My sixth day of walking through the Avalon wilderness began a little later than usual. Feeling fatigued and knowing that I didn’t have too far to walk to reach my next campsite, I slept till after eight o’clock. A crow, using one of his softer sounds, finally coaxed me out of sleep. The day was calm in my little grove. I ate oatmeal on the shore of The Drop Long Pond while a loon dove for his breakfast. The Drop and other nearby hills were veiled in fog.
Walking commenced at about half past ten. My destination for the day: the southern end of the Hawke Hills. Upon reaching the eastern extremity of The Drop Long Pond I found another part of the old ATV trail that I’d happened upon the day before. I followed it until I had to turn north. The trail continued east towards Paradise Pond and Butler’s Pond. Branching off the ATV trail was a worn track on the marsh that led directly to the shore of The Drop Long Pond. Since it didn’t have the two distinct tire tracks of an ATV trail, I surmised that it might be wear caused by snowmobile traffic. Although there’s a ban on snowmobile use in the Reserve, I wouldn’t be surprised if snowmobiles come to that area in winter. There are cabins fairly close by and good ice-fishing to be had in the Salmonier River watershed.
My first bearing that day presented me with nothing overly unusual. I walked over marshes and barren ground to the pond directly north of The Drop, then to the pond directly north of that. Through the tuckamore and wooded areas I found old caribou trails. Along the way I scared up a few partridge. As usual they gave me a good start. One of them was only a few feet away, close enough that I could see his tiny pink tongue when he opened his mouth to sound the distinctive partridge warning-chuckle.
At the next pond to the north, the one just southwest of Big Island Pond, I stopped for lunch and considered my next move. It was then about midday. The clouds had lifted a great deal, revealing the high places, but showers occasionally swept through, shrouding the hills for a spell and spilling dampness upon me. The southern end of the ridge that constitutes the Hawke Hills was now in view. It presented itself as an impressive and imposing rocky summit. According to my plan, this high ground was to be my way out to the Trans-Canada Highway. However, I worried that if the cloudy and foggy weather persisted it would be an impractical route. Since the warmth of the afternoon was causing the clouds to lift for the time being, I considered making a dash immediately for the TCH while the weather was good, instead of spending another night in the woods. Still undecided, I made haste for some small ponds located just below the end of the ridge.

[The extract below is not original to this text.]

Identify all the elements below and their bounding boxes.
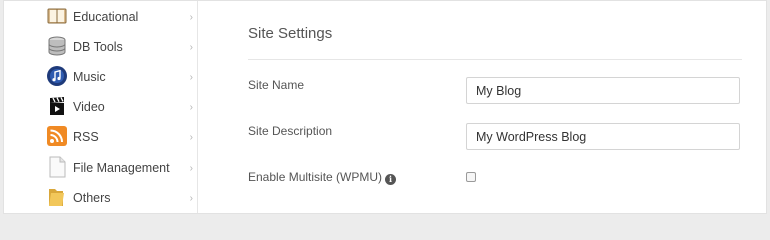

Along the way I saw several geese gathered on the crest of a small ridge not far to the west, their long, smoothly curved necks and silhouetted heads sticking up above the horizon. They looked at me and at one another, their honks sounding notes of concern. After some discussion, they flew off.
As I arrived at the ponds below the Hawke Hills, blue sky and sun appeared for the first time that day. Fat puffy clouds hurried through the sky. The land around the ponds was all undulating hills covered with scattered boulders and tamarack. The rocky southern end of the ridge rose dramatically above. It was an awesome scene to behold. My presence did not go unnoticed. Ten ducks flew the length of the nearest pond and seemed about to land, but turned and flew back again. Then some geese appeared at one end of the pond only to fly off as well. It appeared that they were not interested in my company. I was not offended. I was more than grateful for the titillating display of life and sunshine that greeted me as I descended the barren slope towards the pond.
I felt hopeful and confident that tomorrow the hills would be clear of cloud and precipitation. This seemed the perfect place to make camp. So I did, atop a small barren hill at the eastern end of the pond.
Immediately after setting up camp I headed back up the slope to gather partridge berries among the boulders and tamarack. The berries there were exceptionally abundant and perfectly ripe. I filled three containers with partridge berries, altogether about six litres, enough that I would feel their weight in my rucksack the next day. The wind became stronger and cooler, so I returned to the tent, prepared a quick dehydrated meal, and enjoyed the view of the ridge.
As darkness settled in the wind began to gust, sometimes bringing showers of rain with it. My tent held up well. The sound of the wind and rain soothed and excited me. My sixth day in the Avalon wilderness had been a welcome break: a shorter walk than usual with time left at the end of the day for berry-picking. It had been perfect timing to find such a plenteous patch of berries so near the end of my journey. I looked forward to summiting the ridge the next day and anticipated the sight of the communications towers that would mark my return, for better or worse, to the world of women and men.